Cet homme publia au cours de sa vie, des ouvrages, des traités de la langue française et des révisions de dictionnaires en bon nombre. L’idée étant qu’il n’était pas très efficace de publier des dictionnaires si l’on n’avait pas une grammaire officielle. Aussi une langue qui n’a pas d’orthographe précise est difficile à officialiser et n’aide pas un peuple dont c’est le cas à être reconnu dans son identité particulière.

Moi plis chanter en cwéole

Comparez ça aux Haïtiens qui parlent français, mais dont une certaine classe plus pauvre ne parle QUE le créole. Or le créole ne s’est jamais doté d’une orthographe officielle à ce jour. La raison étant qu’en fait on parle créole dans plusieurs pays et non pas uniquement en Haïti, et de même il existe plusieurs formes de créoles semblables, bien que différents.

Ai-je écrit « créoles » au pluriel? Oui, car justement ce mot peut être singulier comme pluriel et n’est pas non plus masculin ni féminin. (Madame Plante aimerait ça n’est-ce pas?)

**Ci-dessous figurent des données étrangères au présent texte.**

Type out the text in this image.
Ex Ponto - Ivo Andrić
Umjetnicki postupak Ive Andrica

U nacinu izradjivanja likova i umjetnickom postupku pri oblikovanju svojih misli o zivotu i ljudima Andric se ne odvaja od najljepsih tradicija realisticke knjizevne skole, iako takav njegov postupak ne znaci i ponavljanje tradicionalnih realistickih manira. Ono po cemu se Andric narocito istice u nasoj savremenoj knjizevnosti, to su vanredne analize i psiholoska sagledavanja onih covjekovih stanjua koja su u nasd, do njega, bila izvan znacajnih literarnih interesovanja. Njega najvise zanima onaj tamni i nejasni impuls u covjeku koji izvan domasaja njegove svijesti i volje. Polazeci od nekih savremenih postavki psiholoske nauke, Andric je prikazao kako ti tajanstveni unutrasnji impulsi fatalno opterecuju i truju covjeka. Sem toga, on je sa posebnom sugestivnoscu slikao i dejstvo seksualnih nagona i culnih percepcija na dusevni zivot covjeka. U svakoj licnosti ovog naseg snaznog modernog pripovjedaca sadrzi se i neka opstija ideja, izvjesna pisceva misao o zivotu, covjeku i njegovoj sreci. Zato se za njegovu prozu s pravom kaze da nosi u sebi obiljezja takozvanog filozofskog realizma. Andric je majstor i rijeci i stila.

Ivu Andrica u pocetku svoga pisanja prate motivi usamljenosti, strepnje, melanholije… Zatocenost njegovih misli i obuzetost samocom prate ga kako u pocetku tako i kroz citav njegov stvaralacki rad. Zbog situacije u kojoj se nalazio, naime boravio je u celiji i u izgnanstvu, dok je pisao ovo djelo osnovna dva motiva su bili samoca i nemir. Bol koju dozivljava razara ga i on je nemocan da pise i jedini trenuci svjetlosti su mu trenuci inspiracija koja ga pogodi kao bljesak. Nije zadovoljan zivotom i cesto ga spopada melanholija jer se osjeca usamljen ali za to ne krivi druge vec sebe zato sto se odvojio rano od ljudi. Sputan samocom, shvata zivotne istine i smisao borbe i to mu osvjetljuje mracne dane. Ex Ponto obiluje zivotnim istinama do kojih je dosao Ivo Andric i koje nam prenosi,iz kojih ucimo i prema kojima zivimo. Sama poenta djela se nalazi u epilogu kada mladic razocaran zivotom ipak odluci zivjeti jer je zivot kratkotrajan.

Donc le créole est au sens propre du terme; un « jargon ».

Le jargon de Valérie

Le mot « jargon » définit un langage formé d’éléments disparates ainsi que de l’interférence de plusieurs langues. Ça n’a donc pas de grammaire officielle.

Le français n’est-il donc qu’un simple jargon pour madame Plante?

Note : En passant, rappelez-lui que le mot « Féminin » est… masculin. Elle va devenir folle.